Methods: The genomewide expression profiles of 11 355 transcripts expressed among 210 multiethnic individuals of the HapMap project were obtained and analyzed; 4 replicates were included for each sample. The total biological CV in gene expression (CV_b) was partitioned into interindividual (CV_g), inter-ethnic group (CV_e), and residual components by random-effects mixed models.

Results: CV_g was the major component of CV_b, and the differences among transcripts were large (up to 38%). Distinct groups of genes were characterized by CV values and expression levels. Of the genes with lowest biological variation (CV_b < 1.5%), 35 genes were highly expressed, whereas 32 had intermediate or low expression. Although CV_g was almost always greater than CV_e, we identified 10 genes in which ethnic variation predominated (range, 8%–18%). On the other hand, 17 annotated genes were highly variable with CV_g values ranging between 15% and 38%.

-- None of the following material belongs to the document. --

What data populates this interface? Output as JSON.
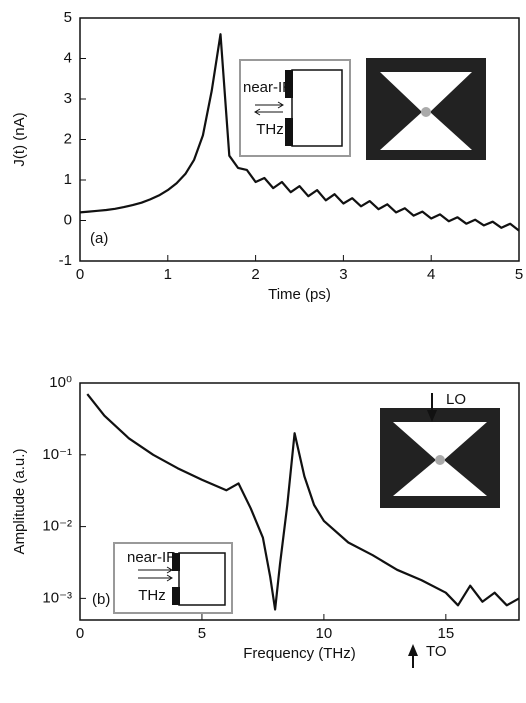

Conclusions: Genomewide analysis of gene expression variation demonstrated biological differences among transcripts. Transcripts with the least biological variation are better candidates for reference genes, whereas those with low interindividual variation may be good disease markers. The presence of interethnic variation suggests that ethnicity-specific reference intervals may be necessary.